Yo creí que iba despacio, pero no era así… otra cosa, como estoy medio adormitado, quiero agarrar el tren yo estando parado, y eso no es así, uno tiene que correr al lado del tren y cuando uno llega a una velocidad uno puede agarrar el tren, pero yo lo estoy agarrando parado, como que me voy a montar a un bus.
"Cheyo" adelanta la historia y se remonta al momento que estaba en el hospital "fue duro y pensé en mis hijos", pero como reaccionando ante el lapsus, regresa al instante del accidente.
"Yo le tiro el tarrascaso al tren y solo sentí el jalonazo, cuando siento eso yo me suelto porque dije ‘yo me mato’ y lo suelto y me envolvió, me dio la vuelta y me llevó a los rieles y el mismo aire me sacó para afuera. Yo me solté pensando que no me iba a pasar nada", dice como meditando.

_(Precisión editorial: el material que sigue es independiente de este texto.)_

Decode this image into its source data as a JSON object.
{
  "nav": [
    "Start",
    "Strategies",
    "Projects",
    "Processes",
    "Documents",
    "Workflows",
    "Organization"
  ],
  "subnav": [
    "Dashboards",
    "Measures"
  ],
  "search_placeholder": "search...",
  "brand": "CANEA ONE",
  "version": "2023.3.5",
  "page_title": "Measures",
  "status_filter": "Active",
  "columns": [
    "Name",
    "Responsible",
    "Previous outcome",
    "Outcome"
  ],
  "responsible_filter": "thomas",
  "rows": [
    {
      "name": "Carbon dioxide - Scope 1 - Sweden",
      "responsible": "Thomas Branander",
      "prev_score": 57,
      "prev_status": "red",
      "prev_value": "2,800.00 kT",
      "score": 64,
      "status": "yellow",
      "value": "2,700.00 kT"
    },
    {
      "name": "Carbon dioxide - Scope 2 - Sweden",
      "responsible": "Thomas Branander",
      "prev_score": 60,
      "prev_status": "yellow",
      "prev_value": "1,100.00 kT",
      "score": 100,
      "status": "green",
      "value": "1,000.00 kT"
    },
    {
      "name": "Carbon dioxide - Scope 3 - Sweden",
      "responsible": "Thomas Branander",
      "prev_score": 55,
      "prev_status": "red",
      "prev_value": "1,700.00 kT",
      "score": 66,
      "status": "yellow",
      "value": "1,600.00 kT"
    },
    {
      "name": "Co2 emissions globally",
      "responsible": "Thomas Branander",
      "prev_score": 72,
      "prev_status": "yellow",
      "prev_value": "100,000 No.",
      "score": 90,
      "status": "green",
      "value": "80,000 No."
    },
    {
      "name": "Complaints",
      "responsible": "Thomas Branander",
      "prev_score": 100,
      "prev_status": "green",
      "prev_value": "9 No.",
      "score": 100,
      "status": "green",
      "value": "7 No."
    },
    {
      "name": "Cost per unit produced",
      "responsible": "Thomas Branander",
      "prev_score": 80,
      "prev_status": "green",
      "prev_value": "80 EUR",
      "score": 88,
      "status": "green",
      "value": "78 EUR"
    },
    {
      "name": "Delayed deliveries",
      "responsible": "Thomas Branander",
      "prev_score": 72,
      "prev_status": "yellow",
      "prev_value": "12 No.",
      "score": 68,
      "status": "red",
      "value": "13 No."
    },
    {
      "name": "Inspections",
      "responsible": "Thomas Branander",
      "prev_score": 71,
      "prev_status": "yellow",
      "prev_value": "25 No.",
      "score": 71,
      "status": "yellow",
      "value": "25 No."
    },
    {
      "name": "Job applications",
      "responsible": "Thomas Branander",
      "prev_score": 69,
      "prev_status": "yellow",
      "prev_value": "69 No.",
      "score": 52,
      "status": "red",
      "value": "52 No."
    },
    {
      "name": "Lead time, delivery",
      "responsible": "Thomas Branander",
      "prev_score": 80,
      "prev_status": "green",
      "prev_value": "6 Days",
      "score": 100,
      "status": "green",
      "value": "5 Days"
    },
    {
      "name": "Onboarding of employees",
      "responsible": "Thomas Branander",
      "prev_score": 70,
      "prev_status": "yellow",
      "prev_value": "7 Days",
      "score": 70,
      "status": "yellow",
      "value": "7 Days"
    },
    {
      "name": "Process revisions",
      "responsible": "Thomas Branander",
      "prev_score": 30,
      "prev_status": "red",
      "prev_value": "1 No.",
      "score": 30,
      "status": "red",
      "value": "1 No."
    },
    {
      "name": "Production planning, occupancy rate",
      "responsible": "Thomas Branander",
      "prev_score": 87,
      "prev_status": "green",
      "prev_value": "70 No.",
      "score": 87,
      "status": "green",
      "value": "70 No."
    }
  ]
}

Yo no sabía que estaba trozado de la pierna. De la mano sí porque me la vi. Yo solo sentía en la pierna como un quemonazo. En el accidente yo quedé consciente, pero no me di cuenta de la pierna, los vagones pasaban a mi lado, y la gente me quedaba viendo desde arriba del tren y otros se pusieron a platicar conmigo... ellos platicaban así como estamos platicando ahorita nosotros.
A mí me levantaron como a las cinco de la mañana de los rieles, al hospital llegué como a las seis y media. No sé cuánto tiempo pasó hasta que me desperté. Allí ya me miré vendado la pierna, pero yo pensaba que tenía mi pierna, me miré el brazo que ya sabía que lo había perdido... "Cheyo" hace una pausa para luego decir "eso fue bien duro para mí"… por primera vez "Cheyo" deja aflorar su fragilidad y los ojos le comienzan a brillar... "allí uno comienza a llorar… pero es que es bien duro", se excusa "Cheyo".
Preparé a mis hijos
Pero lo más difícil estaba por venir para "Cheyo": El reencuentro con su esposa e hijos.

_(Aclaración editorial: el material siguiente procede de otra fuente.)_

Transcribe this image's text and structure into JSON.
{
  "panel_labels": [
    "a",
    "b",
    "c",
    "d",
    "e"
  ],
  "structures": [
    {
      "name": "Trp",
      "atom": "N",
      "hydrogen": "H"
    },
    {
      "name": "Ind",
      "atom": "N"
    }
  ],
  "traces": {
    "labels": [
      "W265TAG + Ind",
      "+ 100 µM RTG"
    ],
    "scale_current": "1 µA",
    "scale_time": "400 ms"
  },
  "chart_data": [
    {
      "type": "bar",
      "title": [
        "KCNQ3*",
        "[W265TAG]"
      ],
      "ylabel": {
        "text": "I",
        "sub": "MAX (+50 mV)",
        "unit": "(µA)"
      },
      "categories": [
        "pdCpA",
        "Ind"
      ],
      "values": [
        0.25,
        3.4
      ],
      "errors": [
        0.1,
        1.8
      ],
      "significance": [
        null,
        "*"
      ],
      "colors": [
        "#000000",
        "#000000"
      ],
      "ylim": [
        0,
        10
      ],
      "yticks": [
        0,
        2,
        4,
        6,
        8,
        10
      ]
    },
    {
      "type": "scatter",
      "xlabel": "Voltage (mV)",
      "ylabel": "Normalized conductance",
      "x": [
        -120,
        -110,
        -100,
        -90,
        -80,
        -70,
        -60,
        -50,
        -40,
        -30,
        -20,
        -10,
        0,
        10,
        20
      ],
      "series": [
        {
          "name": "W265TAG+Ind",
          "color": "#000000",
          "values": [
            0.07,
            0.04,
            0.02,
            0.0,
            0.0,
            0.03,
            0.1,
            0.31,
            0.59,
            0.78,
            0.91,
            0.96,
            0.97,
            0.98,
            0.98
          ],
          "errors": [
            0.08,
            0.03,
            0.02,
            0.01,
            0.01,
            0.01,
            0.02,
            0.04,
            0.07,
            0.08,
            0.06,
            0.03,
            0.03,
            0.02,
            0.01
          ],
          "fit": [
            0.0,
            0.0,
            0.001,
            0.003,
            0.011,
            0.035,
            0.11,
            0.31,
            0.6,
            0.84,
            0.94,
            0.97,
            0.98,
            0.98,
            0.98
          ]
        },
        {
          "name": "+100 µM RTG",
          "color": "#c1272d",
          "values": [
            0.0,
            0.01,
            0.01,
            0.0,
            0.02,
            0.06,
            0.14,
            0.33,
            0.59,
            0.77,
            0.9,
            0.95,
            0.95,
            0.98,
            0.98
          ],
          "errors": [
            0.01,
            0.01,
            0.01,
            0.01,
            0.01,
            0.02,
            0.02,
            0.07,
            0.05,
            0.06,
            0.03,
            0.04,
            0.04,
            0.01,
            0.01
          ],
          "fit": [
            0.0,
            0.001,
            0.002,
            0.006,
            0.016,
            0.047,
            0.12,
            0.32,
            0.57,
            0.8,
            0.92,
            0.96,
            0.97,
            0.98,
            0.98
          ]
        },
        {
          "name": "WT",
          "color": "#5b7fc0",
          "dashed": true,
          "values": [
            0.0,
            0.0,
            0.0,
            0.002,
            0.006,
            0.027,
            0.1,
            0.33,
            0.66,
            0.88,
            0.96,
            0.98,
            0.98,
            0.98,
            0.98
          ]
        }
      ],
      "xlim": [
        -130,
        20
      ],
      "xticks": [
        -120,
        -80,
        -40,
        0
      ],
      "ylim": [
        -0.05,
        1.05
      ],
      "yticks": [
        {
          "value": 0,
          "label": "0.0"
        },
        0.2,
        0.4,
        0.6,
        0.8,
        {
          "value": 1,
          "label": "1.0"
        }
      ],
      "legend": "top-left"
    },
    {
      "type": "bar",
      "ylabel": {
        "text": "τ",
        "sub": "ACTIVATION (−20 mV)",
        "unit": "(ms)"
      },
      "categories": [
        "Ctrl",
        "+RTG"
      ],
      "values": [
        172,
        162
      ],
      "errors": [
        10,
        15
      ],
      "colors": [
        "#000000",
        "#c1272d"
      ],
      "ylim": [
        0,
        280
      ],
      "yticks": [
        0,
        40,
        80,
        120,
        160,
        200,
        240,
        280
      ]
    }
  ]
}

"Yo pensaba bastante en ellos, fue difícil, me sentía acomplejado… pensaba en quién les iba a dar comida, esa fue de las cosas que más me atormetaron, porque yo creí que nunca iba a volver a caminar, pensé que mi vida iba a ser en una silla de ruedas".
Mentalmente yo estuve muy mal, pero a mi regreso tuve que ponerme fuerte, sobre todo por mis hijos para prepararlos a que me vieran sin una pierna y sin un brazo. Yo no quería verlos llorar cuando yo llegara a la casa, yo quería que ellos fueran fuertes para también ser fuerte.
Cuando yo venía en camino venía hablando con ellos por teléfono. Yo les decía que no quería lágrimas de nadie, porque me iban hacer sentir mal. Yo los preparé emocionalmente, les dije que si miraba lágrimas me iban a descontrolar.
Un carro me fue a traer a Tegucigalpa, yo venía en la paila (del pick-up) y cuando yo llegué aquí (a su casa) un hermano me quedó viendo, yo creo que él pensaba en cómo me iba a bajar del carro, en eso yo solo me bajé, agarré mis muletas y salí caminando, entonces, ahora después me contaron que a ellos esa actitud mía les ayudó a sentirse más fuertes.
Desde ese día he avanzado, hoy yo puedo caminar, mis hijos por lo menos pueden comer aunque sea frijolitos por cosas que yo ejerzo o gente que está allí dándome ayuda, me dan maíz, frijoles o a veces dinero.
Yo sigo siendo el mismo, aunque me acompleje en algunas cosas que no puedo hacer. Este accidente me ha acercado aún más a mi familia y ellos a mí.